Gli iraniani hanno saputo potenziare anche il settore della difesa marittima. La marina militare iraniana ha infatti sviluppato alcuni efficaci sistemi missilistici anti-nave, operando alcune variazioni rispetto alle apparecchiature utilizzate per le operazioni sulla terraferma. Derivato da un missile terra-terra è il missile Khalij Fars, una minaccia per i mezzi navali e le imbarcazioni che navigano non lontano dalle coste iraniane. Durante una manifestazione celebrata negli ultimi mesi è stata anche testata l’efficacia di un nuovo missile da crociera dalla lunga gittata, con un raggio di azione fino ai 200 chilometri.

La Marina iraniana può disporre di alcuni modelli di sottomarini da guerra di fabbricazione russa (Kilo 887) e di un sottomarino di fabbricazione propria utilizzato nelle missioni di perlustrazione nel Golfo Persico e nello Stretto di Hormuz. E’ ipotizzabile che l’Iran in caso di un attacco sferrato ad ampio raggio dalle forze israeliane e americane, propenda per l’immediata chiusura dello Stretto di Hormuz, rispondendo agli attacchi utilizzando i minisommergibili Ghadir ed una tale quantità di imbarcazioni da guerra che, piazzando ordigni in tutta l’area, riesca a rendere impossibile la navigazione. Una tattica di difesa simile è suffragata da quanto avvenuto nel corso dell’esercitazione “Grande Profeta”, svoltasi nell’estate del 2011, in cui le forze iraniane oltre ad effettuare diverse manovre all’interno dello Stretto hanno anche testato i missili supersonici lanciati dalla costa verso obiettivi in mare.

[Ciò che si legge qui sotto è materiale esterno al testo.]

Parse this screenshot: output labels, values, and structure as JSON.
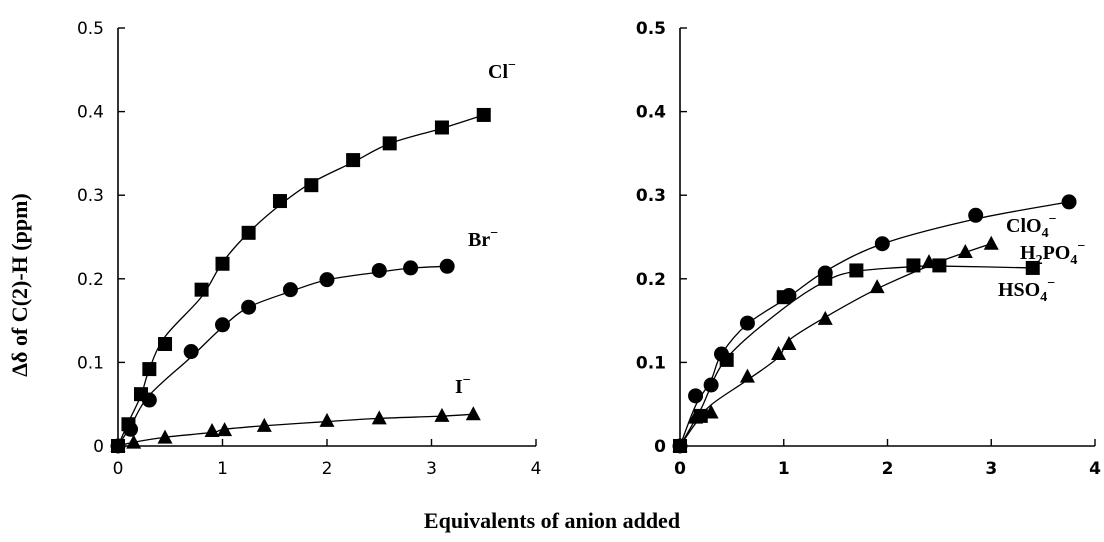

La parte più importante del potenziale militare iraniano è però nelle forze di attacco impiegabili. Teheran potrebbe avvalersi dell’apparato missilistico dislocato nei luoghi geograficamente più prossimi ai territori israeliani: in Libano grazie all’alleanza con Hizbullah e nella Striscia di Gaza dove è ancora forte la presenza di Hamas. Secondo alcuni analisti, il potenziale missilistico raggiunto da Teheran è superiore anche a quello di Pyongyang .Nel arsenale di Teheran sono inclusi i missili Shabab 3 con gittata fino a 1300 chilometri, così come anche i missili Kader che possiedono una gittata ancora maggiore, fino ai 1800 km. In sostanza un missile di questo potenziale sparato dall’Iran sarebbe in grado, oltre che di arrivare a colpire i territori israeliani, di oltrepassare buona parte del Mar Mediterraneo per cadere in prossimità delle coste greche. D’altro canto, va detto che la gittata dei missili in dotazione ad Israele – i missili Jericho I e II- è ancora maggiore, quantificata in un raggio di azione fino a 4500 chilometri.

Infine il conflitto finirebbe per interessare le strutture cibernetiche di entrambi i Paesi. Se l’Iran aspira ad acquisire le più avanzate capacità in questo senso, Israele ha già potuto dimostrare le sue potenzialità, riuscendo quanto meno a disturbare il programma nucleare iraniano proprio grazie ad un attacco cibernetico sferrato con l’utilizzo del virus Stuxnet.